Sæpe mihi dubiam traxit sententia mentem,
Curarent superi terras, an nullus inesset
Rector, & incerto fluerent mortalia casu.
Nam cum dispositi quoesissem foedera mundi,
Proescriptosque mari fines, annique meatus,
Et lucis noctisque vices, tunc omnia rebar
Consilio firmata Dei, qui lege moveri
Sidera, qui fruges diverso tempore nasci,
Qui variam Phoeben alieno jusserit igne
Compleri, solemque suo, porrexerit undis
Littora, tellurem medio libraverit axe.
Sed cum res hominum tantâ caligine volvi
Respicerem, loetosque diu florere nocentes,
Vexarique pios, rursus labefacta cadebat
Relligio, causoeque viam non sponte sequebar
Alterius, vacuo quæ currere sidera motu
Affirmat, magnumque novas per inane figuras
Fortunâ non arte regi, quæ numina sensu
Ambiguo, vel nulla putat, vel nescia veri.
Abstulit hunc tandem Rufini poena tumultum
Absolvitque deos, &c.

Plusieurs méchans paroissent heureux sans l’être ; ils sont le jouet des passions, & la proie des remords sans cesse renaissans. 2°. Les biens dont les méchans jouissent se convertissent pour eux ordinairement en poison. 3°. Les lois humaines font dejà payer à plusieurs coupables la peine de leurs crimes. 4°. Dieu peut supporter les pécheurs, & les combler même de bienfaits, soit pour les ramener à lui, soit pour recompenser quelques vertus humaines : il est de sa grandeur, & si j’ose ainsi parler, de sa générosité de ne se pas venger immédiatement après l’offense. 5°. Le tems des destinées éternelles arrivera, & ceux qui échappent à-présent à la vengeance divine, & qui jouissent en paix du ciel irrité, seront obligés de boire à longs traits le calice que Dieu leur a préparé dans sa fureur. Voyez l’article du Manichéisme.

Providence, (Mythol.) Les Romains honoroient la Providence comme une déesse particuliere, à laquelle ils érigeoient des statues. On la représentoit ordinairement sous la figure d’une femme appuyée sur une colonne, tenant de la main gauche une corne d’abondance renversée ; & de la droite, un bâton, avec lequel elle montre un globe, pour nous apprendre que la Providence divine étend ses soins sur tout l’univers. Elle est assez souvent accompagnée de l’aigle ou de la foudre de Jupiter, parce que c’est à Jupiter, principalement comme au souverain des dieux, que les Payens attribuoient la Providence qui gouverne toutes choses.
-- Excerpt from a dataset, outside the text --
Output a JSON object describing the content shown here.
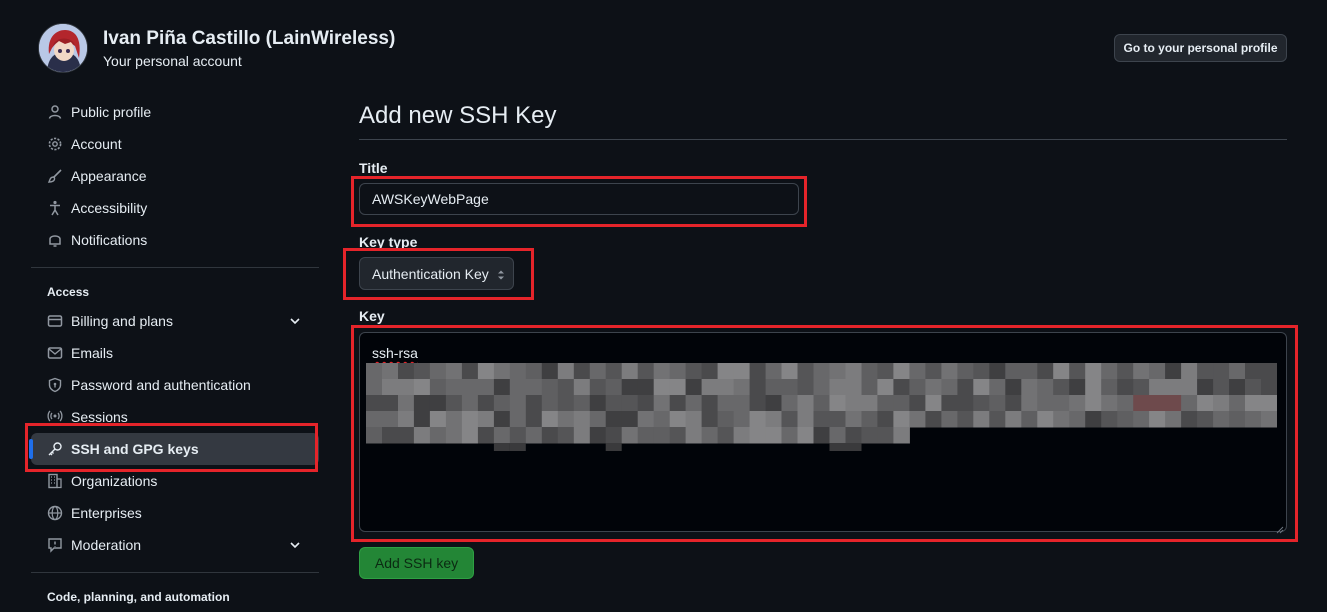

PROVIDENTIA, (Art numismat.) Vaillant nous donne dans ses colonies une médaille d’Auguste avec le titre de Divus, au revers de laquelle est un autel avec cette légende. Mun. ital. provident. perm. Aug. & une de Tibere, dont le type du revers est un autel, sur lequel est l’inscription, Providentiæ Augusti. La légende du contour est, Munic. italic. perm. divi Aug. Ces mots, permissu Augusti ou divi Augusti, ne se rapportent point au type, mais à la permission de battre monnoie, accordée à cette ville par Auguste.

Le mot de providentia, qui se trouve joint à cet autel sur ces médailles & sur une autre, signifie qu’Auguste est mis au rang des dieux, parce qu’il a imité leur providence dans les soins paternels qu’il a pris de l’empire. Aussi plusieurs de ces médailles joignent le titre de pater au nom d’Auguste.